Elizabeth tombe des nues. Elle décide de se venger de son père autoritaire en le défiant. « So move ti dan li. Li ti pe bat mo mama ek kras dan lasiet. Toultan li ena bann remark. Pou mo amerd li monn koumans sorti, fime ek al kot kamarad. Monn koumans amenn move lavi. »
Elizabeth a 15 ou 16 ans lorsque sa mère décide de quitter son bourreau de mari. Cap sur une maison à Quatre-Bornes pour entamer une nouvelle vie. Elizabeth continue à travailler. En cours de route, elle rencontre un homme qui la met enceinte. À 17 ans, elle accouche de son premier enfant. Sa relation avec le père est éphémère.

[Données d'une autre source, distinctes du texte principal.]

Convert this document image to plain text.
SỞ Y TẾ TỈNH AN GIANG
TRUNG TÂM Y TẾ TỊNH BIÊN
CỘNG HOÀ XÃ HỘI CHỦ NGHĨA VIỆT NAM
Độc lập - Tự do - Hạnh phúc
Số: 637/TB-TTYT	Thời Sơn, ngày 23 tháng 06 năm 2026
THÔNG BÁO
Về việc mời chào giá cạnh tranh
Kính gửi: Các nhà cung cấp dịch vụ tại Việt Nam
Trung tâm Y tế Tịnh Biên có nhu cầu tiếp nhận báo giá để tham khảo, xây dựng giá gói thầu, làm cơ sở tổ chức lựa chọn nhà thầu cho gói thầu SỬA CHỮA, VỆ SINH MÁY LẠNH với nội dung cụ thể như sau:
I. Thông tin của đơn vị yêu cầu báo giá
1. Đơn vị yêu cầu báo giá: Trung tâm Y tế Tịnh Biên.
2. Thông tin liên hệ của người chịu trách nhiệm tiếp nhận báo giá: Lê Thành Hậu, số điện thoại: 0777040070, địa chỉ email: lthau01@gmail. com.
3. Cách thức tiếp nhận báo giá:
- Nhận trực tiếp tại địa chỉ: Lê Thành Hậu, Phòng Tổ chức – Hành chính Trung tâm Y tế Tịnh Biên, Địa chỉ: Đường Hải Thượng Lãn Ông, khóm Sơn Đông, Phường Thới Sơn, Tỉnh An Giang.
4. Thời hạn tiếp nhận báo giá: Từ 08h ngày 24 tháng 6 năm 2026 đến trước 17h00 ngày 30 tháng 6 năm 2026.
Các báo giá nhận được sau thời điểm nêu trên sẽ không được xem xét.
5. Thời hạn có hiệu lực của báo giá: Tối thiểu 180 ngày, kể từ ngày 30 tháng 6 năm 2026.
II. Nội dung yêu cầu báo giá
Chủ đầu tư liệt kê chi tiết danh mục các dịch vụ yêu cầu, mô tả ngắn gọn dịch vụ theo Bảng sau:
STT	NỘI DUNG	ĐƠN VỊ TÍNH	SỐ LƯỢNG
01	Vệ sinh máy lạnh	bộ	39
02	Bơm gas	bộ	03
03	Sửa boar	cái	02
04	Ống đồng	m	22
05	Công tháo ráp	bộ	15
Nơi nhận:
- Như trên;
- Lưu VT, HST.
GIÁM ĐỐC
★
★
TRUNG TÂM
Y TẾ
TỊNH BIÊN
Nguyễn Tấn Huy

Après trois ans, elle fait la connaissance d’un autre homme et tombe à nouveau enceinte. Mais son compagnon se révèle vite infidèle et elle retourne vivre avec sa mère. Cette dernière prend son enfant en charge. « Mo zanfan fer sanblan me li nepli estim mwa aster », dit Elizabeth en poursuivant son histoire.
Jamais deux sans trois
Elle décide de refaire sa vie encore une fois. De cette rencontre naît un troisième enfant. Mais la vie d’Elizabeth bascule lorsque son compagnon lui fait goûter au brown. Commence alors la descente aux enfers. Elle en fume pratiquement tous les jours jusqu’à dilapider la totalité de son salaire. Faute d’argent, elle partage les doses avec son compagnon qui lui injecte la drogue dans les veines. « Parfwa li fer marday. Li pik plis delo ar mwa. Mo ti pli kontan fime mwa. Mo pa konn pike. Mo pa gagn kont. »
Accro à la drogue et sans argent, Elizabeth prend son courage à deux mains pour faire le tapin à Rose-Hill. Elle a alors 28 ans. Ne sachant comment fonctionne ce métier, elle s’instruit auprès d’une amie, qui est travailleuse du sexe. Pour sa première passe, Elizabeth obtient Rs 4 000. Elle court s’acheter de la drogue pour fumer mais elle garde quand même des sous pour acheter de quoi manger à son enfant.
Après deux jours, elle reprend le trottoir. Son compagnon lui crache à la figure en apprenant ce qu’elle fait pour gagner sa vie. Mais il ne crache pas sur le pactole que touche Elizabeth en vendant son corps. Ce « métier », elle le pratique pendant un ou deux ans. « Monn arete akoz mo ti fatige ar sa lavi la. Li ti pe kokin mo kas. »
Elizabeth raconte que son compagnon l’a même entraînée dans une histoire de chantage et de vol avec un de ses clients. Lorsque la police débarque pour arrêter son homme, ce dernier la tire par les bras. Les portes de la prison se referment sur eux. Au cours de ses 18 mois de détention, elle apprend qu’elle est malade. Son monde s’écroule. Elle regrette ses choix. « Mo ti ena enn kopin. Nou finn batt enn larout pandan 5 mwa parla. Linn infekte mwa. »
À sa sortie, elle entame un traitement de maintien à la méthadone. C’est là qu’elle renoue avec Kersley. « Mo konn li depi mo zanfan. Nou abit pre. » Peu de temps après, ils se mettent en couple. Kersley accepte le vécu d’Elizabeth. La jeune femme en fait de même. Cela fait huit ans qu’ils sont ensemble.
Aujourd’hui, Kersley et Elizabeth ont besoin de vivres et d’un soutien financier. Mais ce qu’il leur faut surtout c’est l’aide d’une personne pour faire des démarches auprès du ministère de la Sécurité sociale et de celui de la Santé.